Seoul (CVTOGEL) — Perusahaan baterai asal Korea Selatan, LG Energy Solution (LGES), dilaporkan membatalkan kontrak pasokan baterai kendaraan listrik (EV) dengan Ford Motor Company yang nilainya diperkirakan mencapai Rp108 triliun. Keputusan tersebut menjadi sorotan global karena mencerminkan dinamika dan tantangan besar dalam industri kendaraan listrik dunia.
Pembatalan kontrak ini terkait dengan perubahan strategi dan kondisi pasar kendaraan listrik yang saat ini mengalami perlambatan permintaan di sejumlah negara utama, khususnya Amerika Serikat.
Kontrak Besar untuk Proyek Baterai EV
Kontrak tersebut sebelumnya ditujukan untuk memasok baterai kendaraan listrik bagi Ford dalam jangka panjang, termasuk untuk mendukung ekspansi produksi EV Ford di Amerika Utara. Nilai kontrak yang sangat besar mencerminkan ambisi kedua perusahaan dalam mempercepat transisi menuju kendaraan listrik.
Namun, dalam perkembangan terbaru, LGES memutuskan untuk menarik diri dari kesepakatan tersebut setelah dilakukan evaluasi menyeluruh terhadap kelayakan bisnis dan kondisi pasar.
Perlambatan Pasar EV Jadi Faktor Utama
LG Energy Solution menyebutkan bahwa perlambatan pertumbuhan pasar kendaraan listrik global, meningkatnya biaya produksi, serta ketidakpastian permintaan menjadi faktor utama di balik keputusan tersebut.

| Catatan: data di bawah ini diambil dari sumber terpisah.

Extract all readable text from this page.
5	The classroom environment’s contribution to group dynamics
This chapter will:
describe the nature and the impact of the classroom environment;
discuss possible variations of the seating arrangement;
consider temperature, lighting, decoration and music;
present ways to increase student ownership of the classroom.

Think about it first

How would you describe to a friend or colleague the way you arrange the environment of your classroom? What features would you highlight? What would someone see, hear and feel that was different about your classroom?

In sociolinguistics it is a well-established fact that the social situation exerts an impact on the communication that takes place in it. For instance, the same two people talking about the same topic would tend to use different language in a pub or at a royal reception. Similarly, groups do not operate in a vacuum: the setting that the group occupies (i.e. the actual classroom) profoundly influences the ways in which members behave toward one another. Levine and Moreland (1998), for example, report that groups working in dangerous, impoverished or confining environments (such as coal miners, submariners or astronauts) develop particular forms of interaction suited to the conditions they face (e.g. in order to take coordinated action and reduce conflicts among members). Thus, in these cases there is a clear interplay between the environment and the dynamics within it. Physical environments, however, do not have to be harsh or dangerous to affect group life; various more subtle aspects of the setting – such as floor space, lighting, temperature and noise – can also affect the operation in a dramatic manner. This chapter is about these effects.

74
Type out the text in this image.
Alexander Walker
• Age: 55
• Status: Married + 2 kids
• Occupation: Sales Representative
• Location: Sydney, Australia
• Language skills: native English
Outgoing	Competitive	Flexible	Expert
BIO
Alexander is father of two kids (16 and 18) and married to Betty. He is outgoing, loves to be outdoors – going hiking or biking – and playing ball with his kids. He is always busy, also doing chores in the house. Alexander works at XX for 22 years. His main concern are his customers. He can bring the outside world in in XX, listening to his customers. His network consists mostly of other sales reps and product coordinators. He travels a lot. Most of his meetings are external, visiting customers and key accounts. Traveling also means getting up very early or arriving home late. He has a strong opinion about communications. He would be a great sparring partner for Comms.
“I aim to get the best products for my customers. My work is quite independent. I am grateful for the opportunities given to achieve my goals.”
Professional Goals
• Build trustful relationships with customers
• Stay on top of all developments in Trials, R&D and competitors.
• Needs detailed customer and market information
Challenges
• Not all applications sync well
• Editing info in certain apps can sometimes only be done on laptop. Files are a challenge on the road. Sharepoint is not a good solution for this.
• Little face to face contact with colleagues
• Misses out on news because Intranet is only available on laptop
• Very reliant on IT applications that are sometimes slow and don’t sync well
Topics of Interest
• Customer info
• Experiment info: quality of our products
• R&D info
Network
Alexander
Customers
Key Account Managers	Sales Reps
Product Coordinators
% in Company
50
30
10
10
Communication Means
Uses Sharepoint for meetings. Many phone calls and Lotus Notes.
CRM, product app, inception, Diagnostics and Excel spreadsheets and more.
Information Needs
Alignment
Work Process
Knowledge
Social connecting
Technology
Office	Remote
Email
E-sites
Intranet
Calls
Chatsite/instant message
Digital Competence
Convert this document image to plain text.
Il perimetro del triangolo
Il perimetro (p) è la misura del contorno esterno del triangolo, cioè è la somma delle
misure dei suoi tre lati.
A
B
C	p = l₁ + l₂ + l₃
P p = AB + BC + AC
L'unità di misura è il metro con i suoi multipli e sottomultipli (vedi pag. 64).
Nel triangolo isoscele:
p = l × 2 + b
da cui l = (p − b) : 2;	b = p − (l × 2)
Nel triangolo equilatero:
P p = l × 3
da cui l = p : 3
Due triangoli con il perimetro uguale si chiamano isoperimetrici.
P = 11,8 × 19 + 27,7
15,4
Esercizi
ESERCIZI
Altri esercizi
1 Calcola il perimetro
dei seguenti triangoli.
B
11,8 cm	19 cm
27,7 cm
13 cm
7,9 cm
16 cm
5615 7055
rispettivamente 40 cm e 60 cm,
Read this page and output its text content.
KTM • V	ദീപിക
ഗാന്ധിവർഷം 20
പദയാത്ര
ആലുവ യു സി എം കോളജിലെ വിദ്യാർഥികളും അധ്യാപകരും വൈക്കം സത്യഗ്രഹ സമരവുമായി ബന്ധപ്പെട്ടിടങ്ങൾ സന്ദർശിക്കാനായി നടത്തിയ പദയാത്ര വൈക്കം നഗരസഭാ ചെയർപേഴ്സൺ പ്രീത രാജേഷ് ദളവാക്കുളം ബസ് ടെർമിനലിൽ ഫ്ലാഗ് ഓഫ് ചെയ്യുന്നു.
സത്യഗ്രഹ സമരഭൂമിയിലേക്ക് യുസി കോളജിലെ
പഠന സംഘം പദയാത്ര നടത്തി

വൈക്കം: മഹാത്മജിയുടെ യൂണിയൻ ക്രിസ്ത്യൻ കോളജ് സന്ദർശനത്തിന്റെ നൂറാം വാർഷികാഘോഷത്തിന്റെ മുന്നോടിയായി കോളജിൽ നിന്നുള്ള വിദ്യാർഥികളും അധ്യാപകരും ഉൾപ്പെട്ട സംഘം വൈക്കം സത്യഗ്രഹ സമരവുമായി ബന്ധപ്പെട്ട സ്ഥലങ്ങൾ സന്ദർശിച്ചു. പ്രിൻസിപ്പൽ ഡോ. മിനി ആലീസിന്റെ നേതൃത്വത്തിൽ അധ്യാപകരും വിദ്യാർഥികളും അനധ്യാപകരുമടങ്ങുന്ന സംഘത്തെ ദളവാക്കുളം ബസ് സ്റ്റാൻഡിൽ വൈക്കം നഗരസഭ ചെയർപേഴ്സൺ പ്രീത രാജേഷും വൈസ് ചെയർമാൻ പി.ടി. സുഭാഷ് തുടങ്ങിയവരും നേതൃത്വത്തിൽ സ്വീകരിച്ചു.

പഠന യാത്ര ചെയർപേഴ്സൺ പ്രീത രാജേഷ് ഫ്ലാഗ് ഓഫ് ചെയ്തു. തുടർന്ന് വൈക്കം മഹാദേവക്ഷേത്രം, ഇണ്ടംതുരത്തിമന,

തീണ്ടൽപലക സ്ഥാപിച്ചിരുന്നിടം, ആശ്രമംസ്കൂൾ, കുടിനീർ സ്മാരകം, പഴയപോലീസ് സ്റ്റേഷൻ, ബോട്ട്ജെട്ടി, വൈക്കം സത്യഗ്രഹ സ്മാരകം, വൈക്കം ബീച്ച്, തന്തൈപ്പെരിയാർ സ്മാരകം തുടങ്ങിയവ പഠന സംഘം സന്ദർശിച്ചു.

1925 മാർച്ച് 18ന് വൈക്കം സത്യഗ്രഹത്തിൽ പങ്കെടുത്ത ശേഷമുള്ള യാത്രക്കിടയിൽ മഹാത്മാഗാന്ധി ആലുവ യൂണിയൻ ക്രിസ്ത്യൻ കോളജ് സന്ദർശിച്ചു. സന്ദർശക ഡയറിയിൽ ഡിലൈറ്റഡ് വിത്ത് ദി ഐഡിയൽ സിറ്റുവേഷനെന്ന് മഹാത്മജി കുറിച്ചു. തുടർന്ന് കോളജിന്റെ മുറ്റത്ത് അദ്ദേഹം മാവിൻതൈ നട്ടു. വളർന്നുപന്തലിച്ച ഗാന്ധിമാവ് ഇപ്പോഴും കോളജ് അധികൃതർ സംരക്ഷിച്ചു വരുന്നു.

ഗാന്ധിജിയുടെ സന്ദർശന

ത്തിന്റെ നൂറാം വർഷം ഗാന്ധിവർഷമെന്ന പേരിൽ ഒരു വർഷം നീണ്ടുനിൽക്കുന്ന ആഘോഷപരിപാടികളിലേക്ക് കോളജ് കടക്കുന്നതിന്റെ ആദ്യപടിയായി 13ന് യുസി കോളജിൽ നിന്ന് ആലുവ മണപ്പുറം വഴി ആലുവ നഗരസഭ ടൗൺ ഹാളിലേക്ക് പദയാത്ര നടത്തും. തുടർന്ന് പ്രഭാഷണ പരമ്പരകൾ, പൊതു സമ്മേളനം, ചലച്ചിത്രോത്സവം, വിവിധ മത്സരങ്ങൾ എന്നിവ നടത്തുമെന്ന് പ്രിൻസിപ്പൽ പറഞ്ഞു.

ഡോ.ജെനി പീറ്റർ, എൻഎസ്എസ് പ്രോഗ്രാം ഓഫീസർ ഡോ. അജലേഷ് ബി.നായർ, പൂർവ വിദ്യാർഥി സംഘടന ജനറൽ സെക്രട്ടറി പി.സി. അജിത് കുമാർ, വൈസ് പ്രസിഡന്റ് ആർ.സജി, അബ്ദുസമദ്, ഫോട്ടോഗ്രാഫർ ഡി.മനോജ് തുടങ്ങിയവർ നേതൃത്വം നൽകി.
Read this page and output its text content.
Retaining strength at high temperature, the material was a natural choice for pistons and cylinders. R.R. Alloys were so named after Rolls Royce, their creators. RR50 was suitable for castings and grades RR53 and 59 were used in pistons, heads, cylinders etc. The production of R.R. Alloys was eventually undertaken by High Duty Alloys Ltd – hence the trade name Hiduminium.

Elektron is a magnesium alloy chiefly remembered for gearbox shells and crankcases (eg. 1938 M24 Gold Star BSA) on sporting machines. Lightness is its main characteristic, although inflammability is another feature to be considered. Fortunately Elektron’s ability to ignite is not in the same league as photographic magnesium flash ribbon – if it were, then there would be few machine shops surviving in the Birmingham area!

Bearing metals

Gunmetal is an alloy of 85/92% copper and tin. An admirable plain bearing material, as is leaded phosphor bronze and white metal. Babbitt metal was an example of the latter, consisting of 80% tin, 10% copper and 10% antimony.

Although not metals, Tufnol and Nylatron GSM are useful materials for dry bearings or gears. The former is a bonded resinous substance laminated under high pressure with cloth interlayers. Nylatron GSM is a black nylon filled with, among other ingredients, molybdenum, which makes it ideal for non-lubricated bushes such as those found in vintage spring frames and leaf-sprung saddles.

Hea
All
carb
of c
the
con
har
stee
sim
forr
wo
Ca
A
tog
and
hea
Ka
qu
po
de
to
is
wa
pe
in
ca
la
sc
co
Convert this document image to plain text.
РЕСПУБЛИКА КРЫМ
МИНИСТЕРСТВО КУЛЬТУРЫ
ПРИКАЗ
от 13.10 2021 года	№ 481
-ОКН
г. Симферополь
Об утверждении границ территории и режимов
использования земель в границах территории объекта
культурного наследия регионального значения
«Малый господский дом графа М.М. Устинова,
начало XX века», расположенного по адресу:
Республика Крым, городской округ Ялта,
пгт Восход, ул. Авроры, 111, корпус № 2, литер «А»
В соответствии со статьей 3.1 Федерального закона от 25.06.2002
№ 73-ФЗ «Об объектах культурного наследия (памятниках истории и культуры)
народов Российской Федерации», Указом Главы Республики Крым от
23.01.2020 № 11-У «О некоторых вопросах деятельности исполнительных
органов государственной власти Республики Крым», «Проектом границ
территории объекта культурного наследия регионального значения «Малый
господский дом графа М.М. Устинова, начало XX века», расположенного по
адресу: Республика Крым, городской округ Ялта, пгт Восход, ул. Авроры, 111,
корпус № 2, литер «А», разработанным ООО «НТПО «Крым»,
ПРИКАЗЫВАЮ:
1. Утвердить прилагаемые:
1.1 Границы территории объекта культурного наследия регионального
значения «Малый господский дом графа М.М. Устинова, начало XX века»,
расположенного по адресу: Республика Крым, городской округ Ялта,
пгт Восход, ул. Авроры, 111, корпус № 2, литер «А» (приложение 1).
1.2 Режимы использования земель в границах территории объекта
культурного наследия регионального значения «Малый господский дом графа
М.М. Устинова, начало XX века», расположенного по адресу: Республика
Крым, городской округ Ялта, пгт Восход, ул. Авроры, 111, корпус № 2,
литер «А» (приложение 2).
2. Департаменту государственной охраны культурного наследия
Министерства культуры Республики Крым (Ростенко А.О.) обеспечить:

Sejumlah produsen otomotif global juga tengah menyesuaikan ulang target produksi EV mereka.
“Perusahaan secara berkala meninjau portofolio investasinya untuk memastikan keberlanjutan bisnis jangka panjang,” ujar perwakilan LGES dalam pernyataan singkat.
Dampak bagi Ford
Bagi Ford, pembatalan kontrak ini menjadi tantangan tersendiri dalam rantai pasok baterai EV. Meski demikian, Ford diperkirakan masih memiliki opsi kerja sama dengan pemasok lain serta kapasitas internal untuk menjaga kelangsungan produksi kendaraan listriknya.
Ford sebelumnya telah menyatakan akan lebih fleksibel dalam strategi elektrifikasi, termasuk menyesuaikan laju produksi dengan permintaan pasar.
Industri Baterai EV Masuki Fase Penyesuaian
Analis menilai pembatalan kontrak ini mencerminkan fase penyesuaian (market correction) dalam industri EV dan baterai global. Setelah periode ekspansi agresif, banyak perusahaan kini lebih berhati-hati dalam mengambil komitmen investasi jangka panjang bernilai besar.
“Ini bukan sinyal runtuhnya industri EV, tetapi penyesuaian realistis terhadap kondisi pasar,” ujar seorang analis industri otomotif.
LGES Fokus Optimalkan Portofolio
LG Energy Solution menegaskan akan tetap fokus pada proyek-proyek baterai yang dinilai paling strategis dan berkelanjutan. Perusahaan juga terus berinvestasi pada pengembangan teknologi baterai generasi baru, termasuk peningkatan efisiensi, daya tahan, dan keamanan.
LGES merupakan salah satu pemasok baterai EV terbesar di dunia, dengan klien dari berbagai produsen otomotif global.
Prospek ke Depan
Meski kontrak besar ini dibatalkan, prospek jangka panjang industri kendaraan listrik dan baterai masih dinilai positif, terutama seiring dorongan transisi energi dan kebijakan dekarbonisasi di banyak negara.
Namun, para pelaku industri diperkirakan akan lebih selektif dan adaptif dalam merancang kerja sama bisnis di masa mendatang.